Continue from last post, now let’s support VIP services.

User could buy VIP services using his acccount balance.

class ProService {
    int userId;
    double money;
    long endTime;

    public addMoney(){}
    public buyPro(){}
}

Q5.1: System crash when purchasing VIP

Solution: transaction with log

WriteLOG
Transaction_1123: BEGIN
money=20; endTime=16_07_2016

If system crash happens here, system will read the log, recover and roll back all original data. Try not to complete the transaction - just fail it.

WriteLOG
Transaction_1123: BEGIN
money=20; endTime=16_07_2016
WriteLOG
Transaction_1123: END
money=10; endTime=16_08_2016

What happens if system crash during writing the log? or during the rollback?

Q5.2: dataset contains bad data

  1. one user id have 2 corresponding pro-services information.
  2. Shallow user: a pro-services info does not have corresponding user.

Solution: have a checker class.

Q5.3: simutaneous purchase by 2 users

Solution: lock.

  1. first process lock money & endTime.
  2. Read money = 20
  3. another process try to lock, but end up waiting (sleeping).
  4. first process do the job, and release the lock.
  5. another process wakes up.

lock have time-out settings. It can be applied in distributed system as well.

Question: does lock make your execution slow?

  1. If another process is sleeping, CPU will be fully consumed by other process. So it won’t impact.

  2. You can do some async processing, too.

  3. When you lock, try to lock only a small piece of code, not the entire method. In DB, lock only a row, not a table.

  4. Java CAS (Compare and swap )

Q5.4: Server crash

Solution: duplication.

  1. How many copies?

    Google did 3. Normally 2 in same data center, and 1 in another location.

    Backup data normally is on another machine. But there’s also RAID (redundant array of independent disks) which:

    combines multiple physical disk drive components into a single logical unit for the purposes of data redundancy, performance improvement, or both.

  2. When does the copy happen?

    Option 1 is doing everyday nightly.
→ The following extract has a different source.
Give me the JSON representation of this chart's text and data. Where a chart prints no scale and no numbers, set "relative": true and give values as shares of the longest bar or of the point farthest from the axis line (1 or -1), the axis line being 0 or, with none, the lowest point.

This is called a ‘check point’.

    Option 2 is use another server to support Shadow Redundancy. All data from Machine 0 will be copied to Machine 1 WHILE it happens. The result is, Machine 1 is identical to Machine 0. If Machine 0 crashes, Machine 1 may be behind less than 1 second.
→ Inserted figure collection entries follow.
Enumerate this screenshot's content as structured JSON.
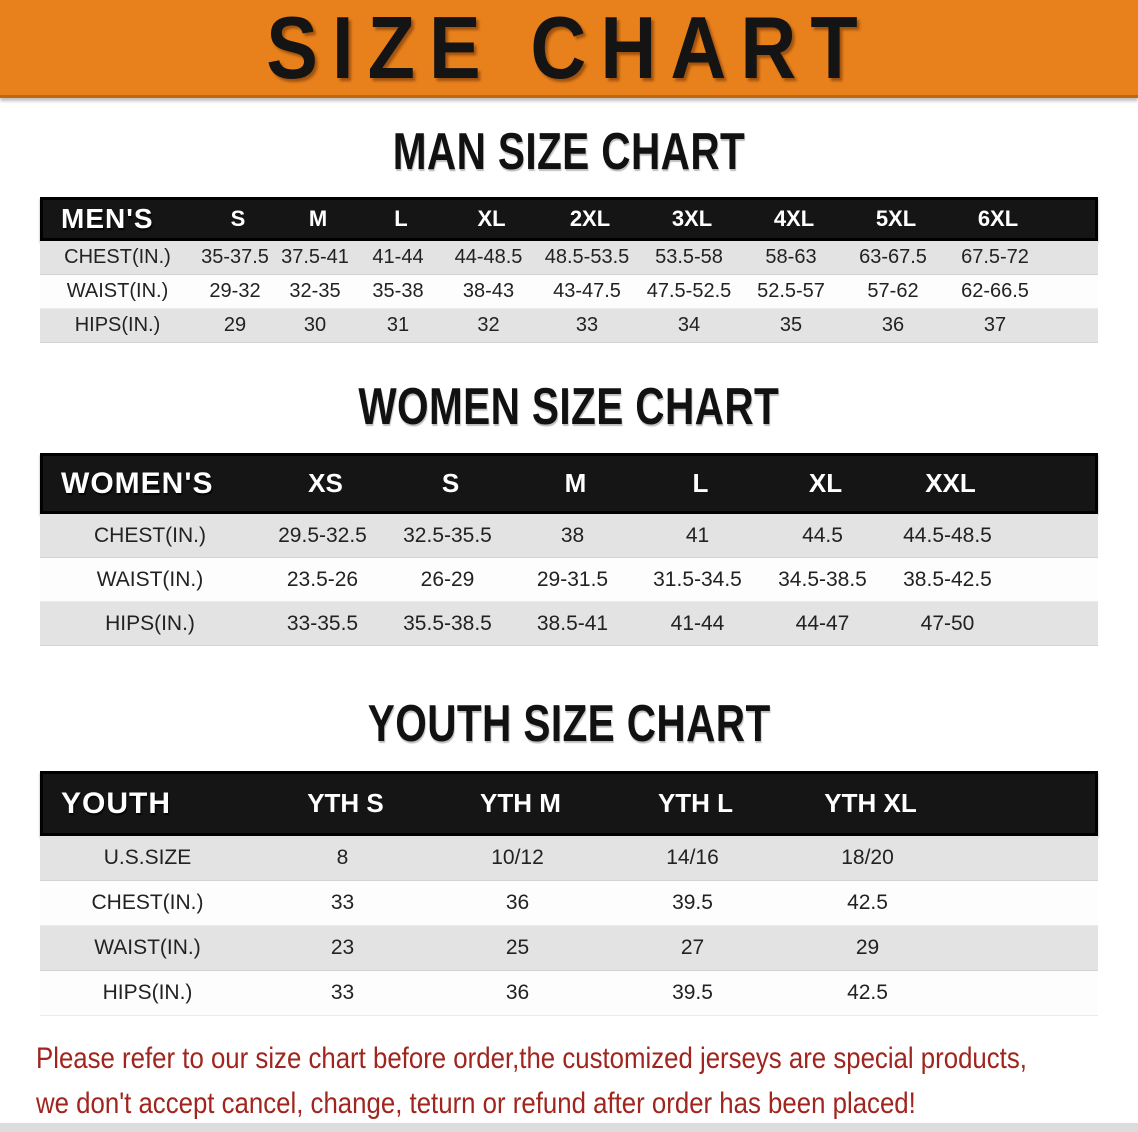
{
  "banner": {
    "title": "SIZE CHART"
  },
  "colors": {
    "banner_bg": "#E8811B",
    "banner_edge": "#C4660E",
    "header_bar": "#151515",
    "row_stripe": "#E3E3E3",
    "notice_red": "#A0251E"
  },
  "sections": [
    {
      "id": "men",
      "heading": "MAN SIZE CHART",
      "table": {
        "header": [
          "MEN'S",
          "S",
          "M",
          "L",
          "XL",
          "2XL",
          "3XL",
          "4XL",
          "5XL",
          "6XL"
        ],
        "rows": [
          [
            "CHEST(IN.)",
            "35-37.5",
            "37.5-41",
            "41-44",
            "44-48.5",
            "48.5-53.5",
            "53.5-58",
            "58-63",
            "63-67.5",
            "67.5-72"
          ],
          [
            "WAIST(IN.)",
            "29-32",
            "32-35",
            "35-38",
            "38-43",
            "43-47.5",
            "47.5-52.5",
            "52.5-57",
            "57-62",
            "62-66.5"
          ],
          [
            "HIPS(IN.)",
            "29",
            "30",
            "31",
            "32",
            "33",
            "34",
            "35",
            "36",
            "37"
          ]
        ]
      }
    },
    {
      "id": "women",
      "heading": "WOMEN SIZE CHART",
      "table": {
        "header": [
          "WOMEN'S",
          "XS",
          "S",
          "M",
          "L",
          "XL",
          "XXL"
        ],
        "rows": [
          [
            "CHEST(IN.)",
            "29.5-32.5",
            "32.5-35.5",
            "38",
            "41",
            "44.5",
            "44.5-48.5"
          ],
          [
            "WAIST(IN.)",
            "23.5-26",
            "26-29",
            "29-31.5",
            "31.5-34.5",
            "34.5-38.5",
            "38.5-42.5"
          ],
          [
            "HIPS(IN.)",
            "33-35.5",
            "35.5-38.5",
            "38.5-41",
            "41-44",
            "44-47",
            "47-50"
          ]
        ]
      }
    },
    {
      "id": "youth",
      "heading": "YOUTH SIZE CHART",
      "table": {
        "header": [
          "YOUTH",
          "YTH S",
          "YTH M",
          "YTH L",
          "YTH XL"
        ],
        "rows": [
          [
            "U.S.SIZE",
            "8",
            "10/12",
            "14/16",
            "18/20"
          ],
          [
            "CHEST(IN.)",
            "33",
            "36",
            "39.5",
            "42.5"
          ],
          [
            "WAIST(IN.)",
            "23",
            "25",
            "27",
            "29"
          ],
          [
            "HIPS(IN.)",
            "33",
            "36",
            "39.5",
            "42.5"
          ]
        ]
      }
    }
  ],
  "footer": {
    "line1": "Please refer to our size chart before order,the customized jerseys are special products,",
    "line2": "we don't accept cancel, change, teturn or refund after order has been placed!"
  }
}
    The way to duplicate is either re-play all the actions, or to read Machine 0’s log and apply the new data.

  3. How to copy?

    User send data to 1 server, and from that server, pipeline. This ensures good usage of server bandwith, and serial transfer of data ensures low latency (several ms).

    It’s also possible to do tree-like transfer, but the above method is preferred cuz all machine consume same bandwidth.

  4. What is log?

    It is actually ‘checkpoint’ + log. It allows you to rollback.
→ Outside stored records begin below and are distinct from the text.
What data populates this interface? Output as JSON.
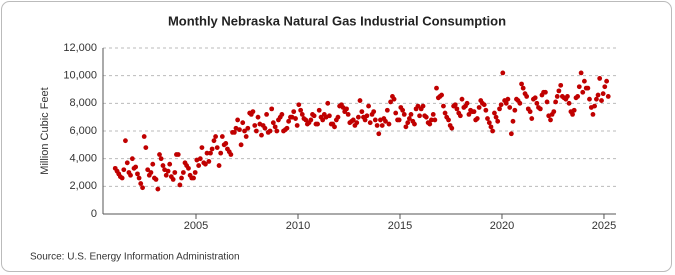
{
  "chart_data": {
    "type": "scatter",
    "title": "Monthly Nebraska Natural Gas Industrial Consumption",
    "ylabel": "Million Cubic Feet",
    "source": "Source: U.S. Energy Information Administration",
    "xlim": [
      2000.44,
      2025.59
    ],
    "xticks": [
      2005,
      2010,
      2015,
      2020,
      2025
    ],
    "ylim": [
      0,
      12000
    ],
    "yticks": [
      0,
      {
        "value": 2000,
        "label": "2,000"
      },
      {
        "value": 4000,
        "label": "4,000"
      },
      {
        "value": 6000,
        "label": "6,000"
      },
      {
        "value": 8000,
        "label": "8,000"
      },
      {
        "value": 10000,
        "label": "10,000"
      },
      {
        "value": 12000,
        "label": "12,000"
      }
    ],
    "grid": true,
    "series": [
      {
        "color": "#c00000",
        "x": [
          2001.04,
          2001.13,
          2001.21,
          2001.29,
          2001.38,
          2001.46,
          2001.54,
          2001.63,
          2001.71,
          2001.79,
          2001.88,
          2001.96,
          2002.04,
          2002.13,
          2002.21,
          2002.29,
          2002.38,
          2002.46,
          2002.54,
          2002.63,
          2002.71,
          2002.79,
          2002.88,
          2002.96,
          2003.04,
          2003.13,
          2003.21,
          2003.29,
          2003.38,
          2003.46,
          2003.54,
          2003.63,
          2003.71,
          2003.79,
          2003.88,
          2003.96,
          2004.04,
          2004.13,
          2004.21,
          2004.29,
          2004.38,
          2004.46,
          2004.54,
          2004.63,
          2004.71,
          2004.79,
          2004.88,
          2004.96,
          2005.04,
          2005.13,
          2005.21,
          2005.29,
          2005.38,
          2005.46,
          2005.54,
          2005.63,
          2005.71,
          2005.79,
          2005.88,
          2005.96,
          2006.04,
          2006.13,
          2006.21,
          2006.29,
          2006.38,
          2006.46,
          2006.54,
          2006.63,
          2006.71,
          2006.79,
          2006.88,
          2006.96,
          2007.04,
          2007.13,
          2007.21,
          2007.29,
          2007.38,
          2007.46,
          2007.54,
          2007.63,
          2007.71,
          2007.79,
          2007.88,
          2007.96,
          2008.04,
          2008.13,
          2008.21,
          2008.29,
          2008.38,
          2008.46,
          2008.54,
          2008.63,
          2008.71,
          2008.79,
          2008.88,
          2008.96,
          2009.04,
          2009.13,
          2009.21,
          2009.29,
          2009.38,
          2009.46,
          2009.54,
          2009.63,
          2009.71,
          2009.79,
          2009.88,
          2009.96,
          2010.04,
          2010.13,
          2010.21,
          2010.29,
          2010.38,
          2010.46,
          2010.54,
          2010.63,
          2010.71,
          2010.79,
          2010.88,
          2010.96,
          2011.04,
          2011.13,
          2011.21,
          2011.29,
          2011.38,
          2011.46,
          2011.54,
          2011.63,
          2011.71,
          2011.79,
          2011.88,
          2011.96,
          2012.04,
          2012.13,
          2012.21,
          2012.29,
          2012.38,
          2012.46,
          2012.54,
          2012.63,
          2012.71,
          2012.79,
          2012.88,
          2012.96,
          2013.04,
          2013.13,
          2013.21,
          2013.29,
          2013.38,
          2013.46,
          2013.54,
          2013.63,
          2013.71,
          2013.79,
          2013.88,
          2013.96,
          2014.04,
          2014.13,
          2014.21,
          2014.29,
          2014.38,
          2014.46,
          2014.54,
          2014.63,
          2014.71,
          2014.79,
          2014.88,
          2014.96,
          2015.04,
          2015.13,
          2015.21,
          2015.29,
          2015.38,
          2015.46,
          2015.54,
          2015.63,
          2015.71,
          2015.79,
          2015.88,
          2015.96,
          2016.04,
          2016.13,
          2016.21,
          2016.29,
          2016.38,
          2016.46,
          2016.54,
          2016.63,
          2016.71,
          2016.79,
          2016.88,
          2016.96,
          2017.04,
          2017.13,
          2017.21,
          2017.29,
          2017.38,
          2017.46,
          2017.54,
          2017.63,
          2017.71,
          2017.79,
          2017.88,
          2017.96,
          2018.04,
          2018.13,
          2018.21,
          2018.29,
          2018.38,
          2018.46,
          2018.54,
          2018.63,
          2018.71,
          2018.79,
          2018.88,
          2018.96,
          2019.04,
          2019.13,
          2019.21,
          2019.29,
          2019.38,
          2019.46,
          2019.54,
          2019.63,
          2019.71,
          2019.79,
          2019.88,
          2019.96,
          2020.04,
          2020.13,
          2020.21,
          2020.29,
          2020.38,
          2020.46,
          2020.54,
          2020.63,
          2020.71,
          2020.79,
          2020.88,
          2020.96,
          2021.04,
          2021.13,
          2021.21,
          2021.29,
          2021.38,
          2021.46,
          2021.54,
          2021.63,
          2021.71,
          2021.79,
          2021.88,
          2021.96,
          2022.04,
          2022.13,
          2022.21,
          2022.29,
          2022.38,
          2022.46,
          2022.54,
          2022.63,
          2022.71,
          2022.79,
          2022.88,
          2022.96,
          2023.04,
          2023.13,
          2023.21,
          2023.29,
          2023.38,
          2023.46,
          2023.54,
          2023.63,
          2023.71,
          2023.79,
          2023.88,
          2023.96,
          2024.04,
          2024.13,
          2024.21,
          2024.29,
          2024.38,
          2024.46,
          2024.54,
          2024.63,
          2024.71,
          2024.79,
          2024.88,
          2024.96,
          2025.04,
          2025.13,
          2025.21
        ],
        "values": [
          3300,
          3100,
          2900,
          2700,
          2600,
          3200,
          5300,
          3700,
          3000,
          2800,
          4000,
          3300,
          3400,
          2900,
          2600,
          2200,
          1900,
          5600,
          4800,
          3200,
          2800,
          3000,
          3600,
          2600,
          2500,
          1800,
          4300,
          4000,
          3500,
          3200,
          2800,
          3100,
          3600,
          2700,
          2500,
          3000,
          4300,
          4300,
          2100,
          2600,
          3000,
          3700,
          3500,
          3300,
          2800,
          2600,
          2600,
          3000,
          3900,
          3500,
          4000,
          4800,
          3700,
          3600,
          4400,
          3800,
          4400,
          4700,
          5300,
          5600,
          4800,
          3500,
          4400,
          5600,
          5000,
          5100,
          4700,
          4500,
          4300,
          5900,
          5900,
          6200,
          6800,
          6100,
          5000,
          6600,
          6000,
          5600,
          6200,
          7300,
          7200,
          7400,
          6400,
          6000,
          7000,
          6500,
          5700,
          6400,
          6200,
          7200,
          5900,
          6000,
          7600,
          6600,
          6300,
          6000,
          6800,
          7000,
          7200,
          6000,
          6100,
          6200,
          6700,
          7000,
          7000,
          7400,
          6900,
          6400,
          7900,
          7500,
          7200,
          6900,
          6800,
          6500,
          6600,
          6800,
          7200,
          7100,
          6500,
          6500,
          7500,
          7000,
          6800,
          7200,
          7000,
          8000,
          7100,
          6500,
          6500,
          6300,
          6800,
          7000,
          7800,
          7900,
          7700,
          7400,
          7600,
          7200,
          6600,
          6700,
          6800,
          6400,
          6600,
          7000,
          8200,
          7400,
          7000,
          6800,
          7100,
          7800,
          6600,
          7200,
          7400,
          6800,
          6400,
          5800,
          6800,
          6400,
          6900,
          6700,
          7500,
          6500,
          8100,
          8500,
          8300,
          7300,
          6800,
          6800,
          7700,
          7500,
          7200,
          6300,
          6600,
          6900,
          7200,
          6700,
          6500,
          7600,
          7800,
          7100,
          7600,
          7800,
          7100,
          7000,
          6600,
          6500,
          6800,
          7200,
          6800,
          9100,
          8400,
          8500,
          8600,
          7800,
          7300,
          7000,
          6800,
          6400,
          6200,
          7800,
          7900,
          7600,
          7300,
          7100,
          8300,
          7700,
          7800,
          8000,
          7200,
          7500,
          7400,
          7400,
          6800,
          6900,
          7700,
          8200,
          8000,
          7900,
          7500,
          6900,
          6600,
          6300,
          6000,
          7300,
          7000,
          6700,
          7600,
          7900,
          10200,
          8200,
          8000,
          8300,
          7700,
          5800,
          6700,
          7500,
          8300,
          8200,
          8000,
          9400,
          9100,
          8700,
          8500,
          7600,
          7400,
          6900,
          8300,
          8400,
          8000,
          7700,
          7600,
          8600,
          8800,
          8800,
          8100,
          7100,
          6800,
          7200,
          7400,
          8100,
          8500,
          8900,
          9300,
          8500,
          8400,
          8300,
          8500,
          8000,
          7400,
          7200,
          7500,
          8400,
          8500,
          9200,
          10200,
          8800,
          9600,
          9100,
          9100,
          8300,
          7700,
          7200,
          7800,
          8300,
          8600,
          9800,
          8200,
          8700,
          9200,
          9600,
          8500
        ]
      }
    ]
  }
}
Data redundancy - Summary:

Final note: Data inconsistency

Main sources of inconsistency comes from:

  1. network fault
  2. disk error

The disk eror is solved by checksum (compare during disk writing).

Summary

ACID (Atomicity, Consistency, Isolation, Durability) is a set of properties that guarantee that database transactions are processed reliably.

  1. Atomicity: all or nothing

    Q5.1: System crash when purchasing VIP

  2. Consistency: validate according to defined rules

    Q5.2: dataset contains bad data

  3. Isolation: independency between transactions (lock)

    Q5.3: simutaneous purchase by 2 users

  4. Durability: stored permanently

    Q5.4: Server crash

Additional Questions:

  1. design a user system (Netflix 2015)

Hint: table design, register, login/out, password check, find password.

  1. Design payment system (Yelp, BigCommerce 2015)

Hint: the question does not ask about table/ds design itself, but rather the problems associated with payment. Read about ACID principle.